Lakmé est chez elle à l’Opéra-Comique : c’est là qu’elle fut créée en 1883 par Marie van Zandt, c’est là que les fameuses Lily Pons, Mado Robin, Mady Mesplé ou – plus récemment mais il y a presque 20 ans déjà… – Natalie Dessay y incarnèrent la fille du Brahmane. C’est là qu’aujourd’hui Sabine Devieilhe reçoit un beau et juste triomphe, digne héritière d’une école de chant française à son meilleur : sachant conjuguer aisance de la colorature leggera, diction châtiée et présence aussi subtile qu’intense. Admirable est le raffinement de la palette de nuances – sans fadeur aucune dans le medium et mise au service d’une virtuosité toujours sensible –, comme celui de l’interprétation – qui fait ressentir et le dilemme d’une jeune fille dont le chant est, malgré elle, appât, et ses premiers émois amoureux. Mieux qu’admirable : émouvant. « Tu m’as donné le plus doux rêve » tient la salle captive à ce fil de voix dont la rupture dira la mort.
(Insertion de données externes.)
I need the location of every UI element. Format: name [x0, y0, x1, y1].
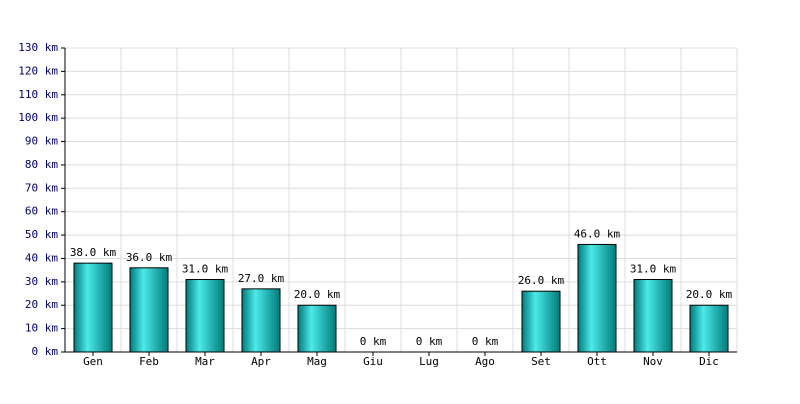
y-tick-label: 40 km — [25, 251, 58, 264]
y-tick-label: 70 km — [25, 181, 58, 194]
y-tick-label: 80 km — [25, 158, 58, 171]
value-label: 20.0 km — [686, 288, 733, 301]
value-label: 46.0 km — [574, 227, 621, 240]
y-tick-label: 50 km — [25, 228, 58, 241]
bar — [689, 304, 729, 353]
y-tick-label: 60 km — [25, 205, 58, 218]
x-tick-label: Giu — [363, 355, 383, 368]
x-tick-label: Gen — [83, 355, 103, 368]
y-tick-label: 130 km — [18, 41, 58, 54]
x-tick-label: Ago — [475, 355, 495, 368]
value-label: 31.0 km — [182, 263, 229, 276]
value-label: 38.0 km — [70, 246, 117, 259]
bar — [73, 262, 113, 353]
bar — [521, 290, 561, 353]
x-tick-label: Feb — [139, 355, 159, 368]
bar — [241, 288, 281, 353]
x-tick-label: Apr — [251, 355, 271, 368]
y-tick-label: 0 km — [32, 345, 59, 358]
x-tick-label: Dic — [699, 355, 719, 368]
x-tick-label: Mar — [195, 355, 215, 368]
x-tick-label: Lug — [419, 355, 439, 368]
y-tick-label: 100 km — [18, 111, 58, 124]
y-tick-label: 10 km — [25, 322, 58, 335]
value-label: 31.0 km — [630, 263, 677, 276]
value-label: 36.0 km — [126, 251, 173, 264]
value-label: 20.0 km — [294, 288, 341, 301]
bar — [297, 304, 337, 353]
value-label: 26.0 km — [518, 274, 565, 287]
x-tick-label: Mag — [307, 355, 327, 368]
x-tick-label: Nov — [643, 355, 663, 368]
bar — [577, 243, 617, 353]
value-label: 27.0 km — [238, 272, 285, 285]
value-label: 0 km — [416, 335, 443, 348]
y-tick-label: 30 km — [25, 275, 58, 288]
y-tick-label: 120 km — [18, 64, 58, 77]
y-tick-label: 110 km — [18, 88, 58, 101]
y-tick-label: 90 km — [25, 135, 58, 148]
y-tick-label: 20 km — [25, 298, 58, 311]
value-label: 0 km — [472, 335, 499, 348]
x-tick-label: Set — [531, 355, 551, 368]
bar — [185, 279, 225, 353]
bar — [633, 279, 673, 353]
value-label: 0 km — [360, 335, 387, 348]
bar — [129, 267, 169, 353]
x-tick-label: Ott — [587, 355, 607, 368]
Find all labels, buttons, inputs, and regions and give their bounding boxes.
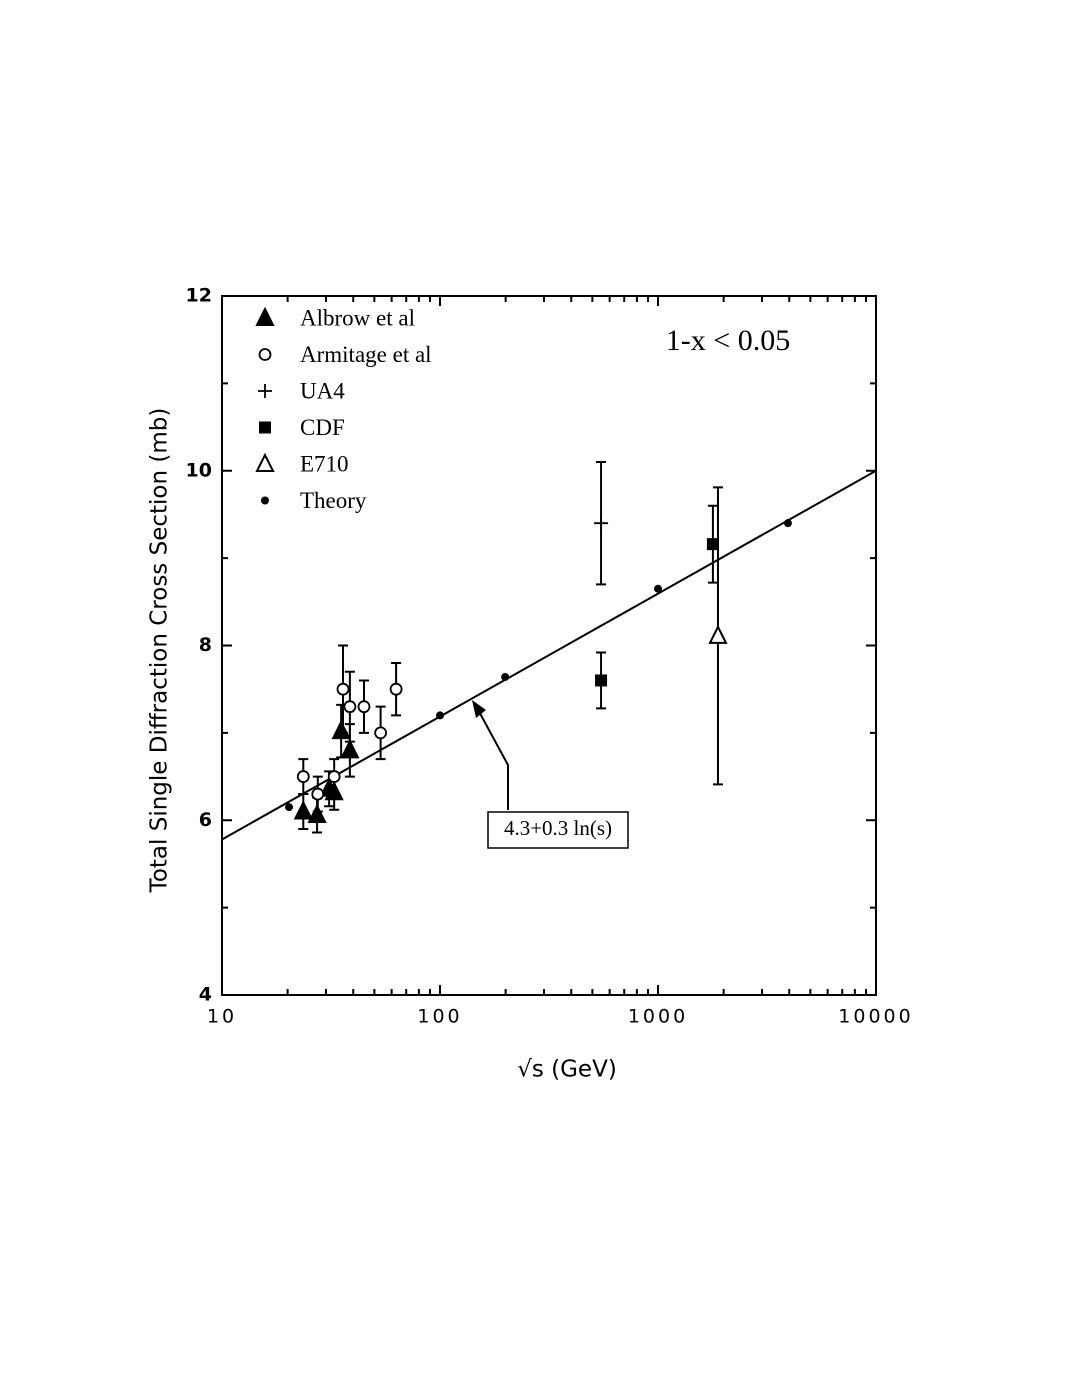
- marker: [343, 700, 357, 714]
- marker: [594, 516, 609, 531]
- marker: [285, 803, 294, 812]
- marker: [654, 584, 662, 593]
- marker: [327, 770, 341, 783]
- annotation-arrow: [475, 705, 509, 810]
- y-tick-label: 10: [186, 459, 212, 481]
- y-tick-label: 4: [199, 984, 212, 1006]
- x-axis-label: √s (GeV): [517, 1057, 617, 1083]
- y-tick-label: 12: [186, 285, 212, 307]
- legend-marker: [259, 421, 271, 434]
- marker: [374, 726, 388, 740]
- marker: [336, 682, 350, 696]
- y-axis-label: Total Single Diffraction Cross Section (…: [147, 408, 173, 894]
- marker: [706, 538, 719, 551]
- x-tick-label: 100: [417, 1006, 462, 1028]
- marker: [311, 787, 325, 801]
- x-tick-label: 10: [207, 1006, 237, 1028]
- legend-label: Albrow et al: [300, 305, 415, 330]
- legend-marker: [255, 452, 275, 472]
- y-tick-label: 6: [199, 809, 212, 831]
- marker: [389, 682, 403, 696]
- legend-marker: [261, 496, 269, 505]
- marker: [340, 739, 360, 759]
- marker: [331, 719, 351, 740]
- legend-label: Theory: [300, 488, 367, 513]
- marker: [436, 711, 444, 720]
- legend-marker: [258, 348, 272, 361]
- fit-label: 4.3+0.3 ln(s): [504, 816, 612, 840]
- arrow-head: [472, 700, 486, 718]
- marker: [307, 803, 327, 824]
- marker: [357, 700, 371, 714]
- y-tick-label: 8: [199, 634, 212, 656]
- marker: [501, 672, 510, 681]
- marker: [595, 674, 608, 687]
- x-tick-label: 1000: [628, 1006, 688, 1028]
- legend-marker: [258, 384, 272, 398]
- annotation: 1-x < 0.05: [666, 324, 790, 357]
- x-tick-label: 10000: [838, 1006, 913, 1028]
- marker: [296, 770, 310, 783]
- legend-marker: [255, 306, 275, 326]
- marker: [708, 624, 728, 644]
- marker: [783, 519, 792, 528]
- legend-label: CDF: [300, 415, 345, 440]
- legend-label: Armitage et al: [300, 342, 432, 367]
- fit-label-box: [487, 811, 629, 849]
- legend-label: UA4: [300, 378, 345, 403]
- legend-label: E710: [300, 451, 349, 476]
- marker: [293, 800, 313, 820]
Aux mêmes cimes se tient le Canadien Frédéric Antoun. Car la « Légende de la fille du paria », hélas rebaptisée « Air des clochettes » par une postérité plus sensible à la performance pyrotechnique qu’à la situation dramatique (c’était aussi le cas, le 16 janvier, d’une bonne partie de la salle qui crut bon d’applaudir à tout rompre en plein milieu de l’air, à la faveur d’un silence, le croyant fini…), ne doit pas masquer une vérité certaine : il est aussi difficile de trouver un excellent Gérald qu’une excellente Lakmé. Et qui sait, plus peut-être. Or Frédéric Antoun délivre ici une leçon de chant que bien des ténors autrement médiatisés pourraient méditer : le velouté du timbre reste inentamé même dans les zones tendues – y compris les attaques aiguës, posées dans un cocon –, le galbe du phrasé joue de la dynamique (superbes sons filés) comme du mot… et seule une direction d’acteurs un peu gauche, le poussant à escalader en permanence le tertre de l’acte I ou à trop jouer le joyeux colon aveugle, apporte une ombre (légère) à son interprétation.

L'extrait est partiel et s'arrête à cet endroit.